Un héritage sculpté dans la glace

La construction du palais de Bonhomme se poursuivait mardi malgré le décès subit la veille du réputé sculpteur sur glace et sur sable, Michel Lepire. L’équipe menée par son fils Marc puisait même dans le drame une motivation à perpétuer l’œuvre du père.

«Nous ce qu’on se dit c’est que Michel aurait voulu qu’on continue. Oui, c’est un choc. C’est triste, mais il faut qu’on finisse ça. C’est un peu pour lui en même temps.» 

Charles-Antoine Girard parlait mardi au nom de ses collègues. Sur le chantier du palais de Bonhomme, la force de travail collective témoignait davantage du respect de tous pour le bâtisseur que de la tristesse qu’ils éprouvent à la suite de ce départ inattendu. Le fils du défunt, Marc Lepire, était aussi au boulot. Grimpé dans un échafaudage, il a préféré ne pas s’adresser aux médias. On le comprend.

Michel Lepire s’est éteint lundi à la suite d’un infarctus alors qu’il était au Centre Vidéotron pour une rencontre. L’homme de 70 ans avait quitté la maison peu avant 13h après avoir pris un bon repas, raconte sa fille, Renée-Claude. En apparence, il était en pleine forme. Le défunt n’avait d’ailleurs aucun antécédent médical connu qui aurait pu laisser présager cette fin abrupte.

Il est réputé dans le monde de la sculpture à Québec. Sa renommée dépasse même les frontières du pays. Il a reçu plusieurs prix internationaux pour ses œuvres éphémères de glace comme de sable.

Il a fondé son entreprise en 1994. «D’abord un passe-temps, la sculpture de la neige, de la glace, du sable, de fruits et légumes finit par prendre le dessus sur sa carrière dans l’hôtellerie», explique-t-on sur son site Internet.

«Tout le monde ne le connaissait pas, mais on a tous vu ses oeuvres», se plaît à dire M. Girard, fier d’avoir pu travailler avec lui. Il était très accueillant et généreux. Il avait beaucoup de projets. Il était rassembleur et motivateur.

«Il a été un des premiers au Québec et il a transmis son savoir à la majorité des sculpteurs, poursuit-il. Ils ont tous une anecdote qui concerne Michel ou le souvenir d’avoir reçu un conseil de lui. C’est important de continuer.»

Dans la continuité

La directrice générale du Carnaval, Mélanie Raymond, était visiblement peinée de la perte de l’homme qui a tant apporté au Carnaval. «C’est une tragédie, lance-t-elle. Il participait non seulement à la réalisation du palais. Il réalisait d’autres oeuvres pour différentes activités liées au Carnaval. Nous sommes heureux qu’il ait laissé une expertise.»

En effet, Michel Lepire a su transmettre sa passion. Son fils Marc s’est joint à lui en 1998, puis ses petits-fils, Mathieu et Gabriel, ont suivi ses traces. 

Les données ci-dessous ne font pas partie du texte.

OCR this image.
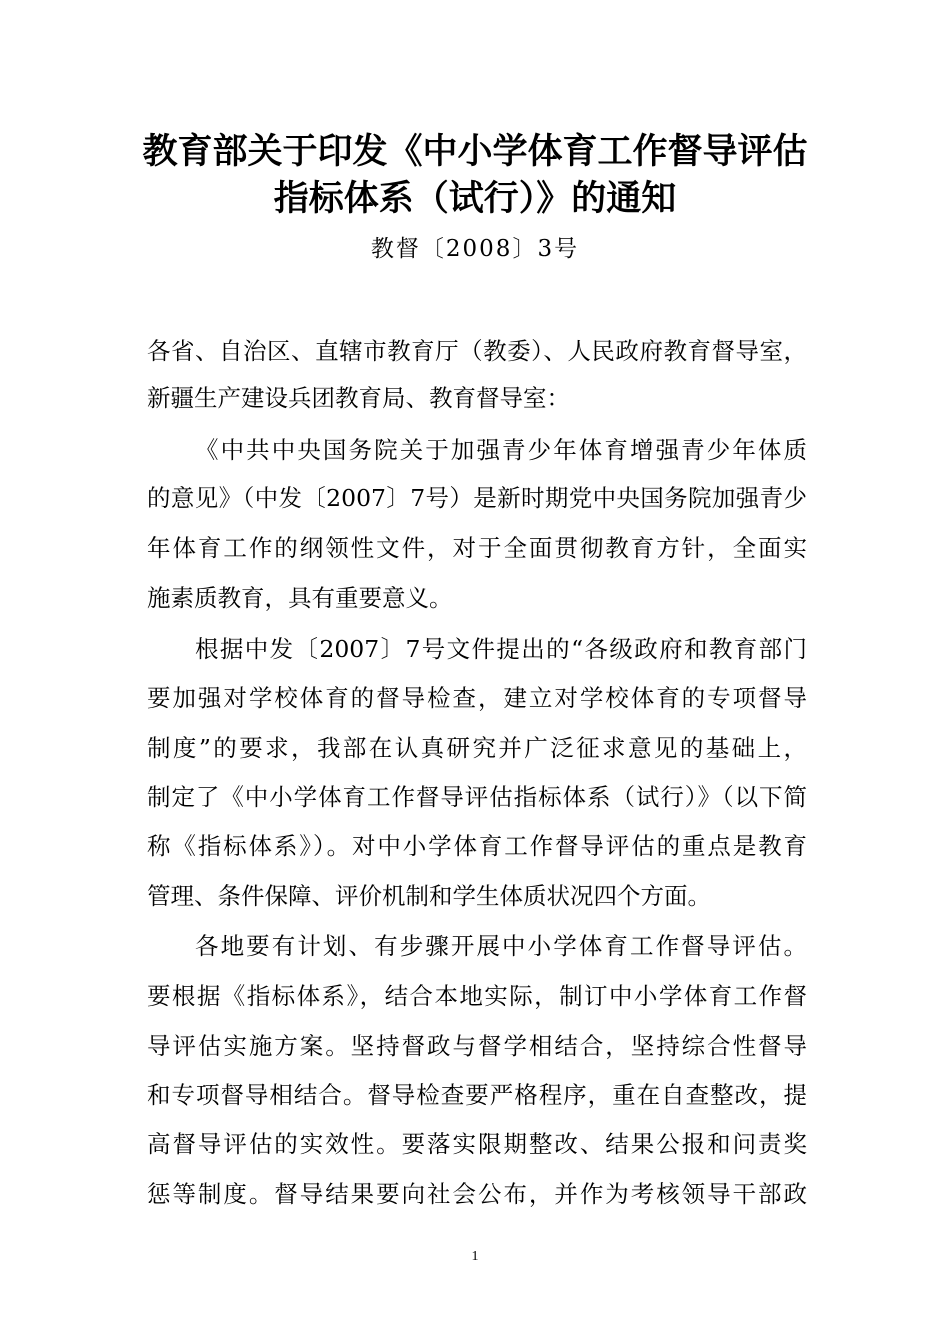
教育部关于印发《中小学体育工作督导评估
指标体系（试行）》的通知
教督〔2008〕3号
各省、自治区、直辖市教育厅（教委）、人民政府教育督导室，
新疆生产建设兵团教育局、教育督导室：
《中共中央国务院关于加强青少年体育增强青少年体质
的意见》（中发〔2007〕7号）是新时期党中央国务院加强青少
年体育工作的纲领性文件，对于全面贯彻教育方针，全面实
施素质教育，具有重要意义。
根据中发〔2007〕7号文件提出的“各级政府和教育部门
要加强对学校体育的督导检查，建立对学校体育的专项督导
制度”的要求，我部在认真研究并广泛征求意见的基础上，
制定了《中小学体育工作督导评估指标体系（试行）》（以下简
称《指标体系》）。对中小学体育工作督导评估的重点是教育
管理、条件保障、评价机制和学生体质状况四个方面。
各地要有计划、有步骤开展中小学体育工作督导评估。
要根据《指标体系》，结合本地实际，制订中小学体育工作督
导评估实施方案。坚持督政与督学相结合，坚持综合性督导
和专项督导相结合。督导检查要严格程序，重在自查整改，提
高督导评估的实效性。要落实限期整改、结果公报和问责奖
惩等制度。督导结果要向社会公布，并作为考核领导干部政
1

Le fondateur de l’Hôtel de glace, Jacques Desbois, parle du défunt avec beaucoup de déférence. «C’est un pionnier de la sculpture à Québec. C’est un personnage important dans le décor récréotouristique de la région, hiver comme été, parce qu’il était aussi responsable du concours de sculpture sur sable d’Expo Québec.»

Il est l’un des premiers à qui M. Desbois a fait part de son projet d’Hôtel de glace. Les deux hommes ont collaboré les premières années de construction de l’Hôtel au tournant des années 2000. «Il me proposait des concepts intégrés. Nous avions un grand respect professionnel mutuel. Il présidait aussi un concours de sculpture sur glace qu’on présentait à l’Hôtel à une certaine époque», se rappelle-t-il.

Encore aujourd’hui, M. Desbois commande des sculptures réalisées dans l’atelier de l’entreprise Lepire. Il connaît bien la famille, autant Charlotte Boucher-Lepire, l’épouse du défunt, que leur fils, Marc, et leurs petits-fils, tous dans l’entreprise.

«La sculpture sur glace, c’était lui. C’est un chapitre important qui se termine. Heureusement, il a su transmettre sa passion. Marc et ses fils sont là pour longtemps.»